There's a second-order effect worth flagging. Once your install runs through an agent the vendor controls, the install itself becomes instrumented. What they can see is the metadata: which lifecycle events happened, where the agent had to retry, how long runs took, which skills were loaded, which framework versions tripped up the schema, which bash commands the safety policy denied. Onboarding goes from being a one-way handoff to being a telemetry surface for failure modes, the kind of signal B2B companies used to only get when solutions engineers wrote up notes after customer calls.
What this means
For basically twenty years the developer onboarding playbook was: write good docs, make a tutorial video, run a Discord, hire DevRel, and accept that most self-serve users are going to disappear somewhere between your quickstart and their actual project. That gap felt inevitable because there's no document that can branch on every framework, every version, every codebase someone might show up with.
WorkOS and PostHog feel different because they didn't try to bridge that gap but rather they collapsed it. Not by writing better docs but by shipping a system that actually reads your project and writes the integration for it, in your codebase, in patterns you already use.
Vendors who frame this as "we shipped a CLI" are going to miss what's actually happening.

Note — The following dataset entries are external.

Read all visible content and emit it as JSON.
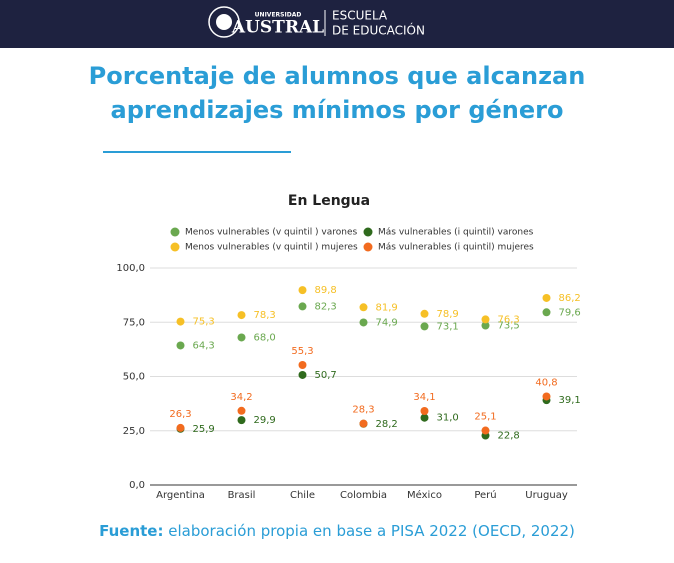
{
  "header": {
    "university_small": "UNIVERSIDAD",
    "university": "AUSTRAL",
    "school_line1": "ESCUELA",
    "school_line2": "DE EDUCACIÓN"
  },
  "title": [
    "Porcentaje de alumnos que alcanzan",
    "aprendizajes mínimos por género"
  ],
  "chart_data": {
    "type": "scatter",
    "title": "En Lengua",
    "categories": [
      "Argentina",
      "Brasil",
      "Chile",
      "Colombia",
      "México",
      "Perú",
      "Uruguay"
    ],
    "ylim": [
      0,
      100
    ],
    "yticks": [
      {
        "value": 0,
        "label": "0,0"
      },
      {
        "value": 25,
        "label": "25,0"
      },
      {
        "value": 50,
        "label": "50,0"
      },
      {
        "value": 75,
        "label": "75,0"
      },
      {
        "value": 100,
        "label": "100,0"
      }
    ],
    "grid": true,
    "series": [
      {
        "name": "Menos vulnerables (v quintil ) varones",
        "color": "#6aa84f",
        "values": [
          64.3,
          68.0,
          82.3,
          74.9,
          73.1,
          73.5,
          79.6
        ],
        "value_labels": [
          "64,3",
          "68,0",
          "82,3",
          "74,9",
          "73,1",
          "73,5",
          "79,6"
        ]
      },
      {
        "name": "Menos vulnerables (v quintil ) mujeres",
        "color": "#f6c026",
        "values": [
          75.3,
          78.3,
          89.8,
          81.9,
          78.9,
          76.3,
          86.2
        ],
        "value_labels": [
          "75,3",
          "78,3",
          "89,8",
          "81,9",
          "78,9",
          "76,3",
          "86,2"
        ]
      },
      {
        "name": "Más vulnerables (i quintil) varones",
        "color": "#2f6a1d",
        "values": [
          25.9,
          29.9,
          50.7,
          28.2,
          31.0,
          22.8,
          39.1
        ],
        "value_labels": [
          "25,9",
          "29,9",
          "50,7",
          "28,2",
          "31,0",
          "22,8",
          "39,1"
        ]
      },
      {
        "name": "Más vulnerables (i quintil) mujeres",
        "color": "#f26b1f",
        "values": [
          26.3,
          34.2,
          55.3,
          28.3,
          34.1,
          25.1,
          40.8
        ],
        "value_labels": [
          "26,3",
          "34,2",
          "55,3",
          "28,3",
          "34,1",
          "25,1",
          "40,8"
        ]
      }
    ]
  },
  "footer": {
    "label": "Fuente:",
    "text": " elaboración propia en base a PISA 2022 (OECD, 2022)"
  }
}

So are the ones treating it as "AI-powered documentation." What's really changed is that the high-leverage play for onboarding used to be content, and now it's an installer that runs an agent the vendor controls completely. The teams that ship this are going to pull self-serve users through integrations that used to require a sales call. The teams that publish a skill and wait for people to discover it will keep running the same Discord, writing the same blog posts, getting the same conversion numbers, and will probably blame anything except the fact that they made it the user's problem instead of solving it themselves.
B2B personalized onboarding has been a promise for a long time. It's actually here now - WorkOS and PostHog ship it, Amplitude is doing something close. It just lives inside an npx command. But onboarding was just the first step.
Think about what happens six months in. The SDK ships a breaking change and someone has to migrate a codebase that's drifted from the patterns the installer wrote. A production auth bug surfaces and the developer's agent needs to understand how the middleware composes with custom logic the team added months ago. What happens to brownfield projects which have legacy code? Right now all of that is back on the user - their agent, their problem to figure out what's theirs and what's the vendor's.
The same architectural idea probably extends but none of this is solved yet.